If you want to write a JVM-based program that sends data to Druid, you can embed Tranquillity directly in your program as a library. To do this, use one of the three Core APIs:
- Tranquilizer, a higher-level API where you provide single messages and get a future for each message reporting success or failure. Tranquilizers handle batching internally.
- Simple Tranquilizer, a higher-level API where you provide single messages and get nothing in return, but exceptions will be reported eventually (either on a later send, or a call to "flush").
- Beam, a lower-level API where you provide a batch of messages and get a future for that batch. You need to handle batching yourself.
To start using the Core APIs, the first thing you need to do is build up a DruidBeams stack. See the DruidBeams documentation for details.

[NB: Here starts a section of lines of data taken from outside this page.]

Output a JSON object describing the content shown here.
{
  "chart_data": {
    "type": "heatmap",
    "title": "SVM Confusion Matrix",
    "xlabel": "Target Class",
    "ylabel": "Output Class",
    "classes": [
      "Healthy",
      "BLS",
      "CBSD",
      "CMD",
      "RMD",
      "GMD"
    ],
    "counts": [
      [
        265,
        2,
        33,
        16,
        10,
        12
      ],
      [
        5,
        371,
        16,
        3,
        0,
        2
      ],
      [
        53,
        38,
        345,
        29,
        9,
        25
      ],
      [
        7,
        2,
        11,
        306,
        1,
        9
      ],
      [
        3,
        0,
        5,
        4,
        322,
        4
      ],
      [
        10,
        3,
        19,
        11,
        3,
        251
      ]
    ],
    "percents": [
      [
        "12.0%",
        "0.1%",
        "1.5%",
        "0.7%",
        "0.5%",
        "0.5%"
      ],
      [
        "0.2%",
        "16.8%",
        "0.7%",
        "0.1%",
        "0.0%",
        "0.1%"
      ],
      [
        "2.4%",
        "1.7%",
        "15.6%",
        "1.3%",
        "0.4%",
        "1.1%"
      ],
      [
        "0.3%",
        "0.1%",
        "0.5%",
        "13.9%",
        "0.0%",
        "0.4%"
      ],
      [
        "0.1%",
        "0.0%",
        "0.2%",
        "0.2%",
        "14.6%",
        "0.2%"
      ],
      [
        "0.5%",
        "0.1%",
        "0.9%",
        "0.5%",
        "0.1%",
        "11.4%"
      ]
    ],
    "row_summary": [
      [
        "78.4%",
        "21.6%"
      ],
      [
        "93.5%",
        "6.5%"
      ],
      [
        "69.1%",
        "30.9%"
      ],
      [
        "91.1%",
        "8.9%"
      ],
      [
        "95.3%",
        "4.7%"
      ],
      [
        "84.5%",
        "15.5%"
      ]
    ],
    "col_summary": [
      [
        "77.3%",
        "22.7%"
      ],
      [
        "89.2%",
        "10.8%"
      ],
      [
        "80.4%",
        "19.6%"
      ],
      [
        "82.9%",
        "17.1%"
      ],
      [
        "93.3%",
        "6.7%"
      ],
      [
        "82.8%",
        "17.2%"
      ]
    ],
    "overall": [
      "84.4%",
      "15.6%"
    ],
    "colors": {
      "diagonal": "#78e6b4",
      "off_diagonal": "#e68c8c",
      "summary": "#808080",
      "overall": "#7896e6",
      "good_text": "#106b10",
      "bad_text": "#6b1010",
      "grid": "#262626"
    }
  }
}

Tranquilizers allow you to provide single messages and get a future for each message reporting success or failure. They are thread-safe and provide batching and backpressure. This API is most appropriate when you want to send several individual messages, possibly from multiple threads, and receive success or failure information about each message.
For usage documentation, see: http://static.druid.io/tranquility/api/latest/#com.metamx.tranquility.tranquilizer.Tranquilizer
Simple Tranquilizers wrap a Tranquilizer, exposing an API that is meant to be easy to use for a single caller that doesn't care exactly what happens with individual messages, but does care about having exceptions and counts reported eventually. This API is most appropriate when you want to send several messages from a single thread and abort sending if you encounter an error.
To create one, use the "simple" method of a Tranquilizer.
For usage documentation, see: http://static.druid.io/tranquility/api/latest/#com.metamx.tranquility.tranquilizer.SimpleTranquilizerAdapter
Beams are used internally by Tranquility and are the lowest-level API available. They accept batches of messages and generally do not do any further batching internally. They also generally do not provide backpressure. This API is most appropriate when you need full control over how messages are sent.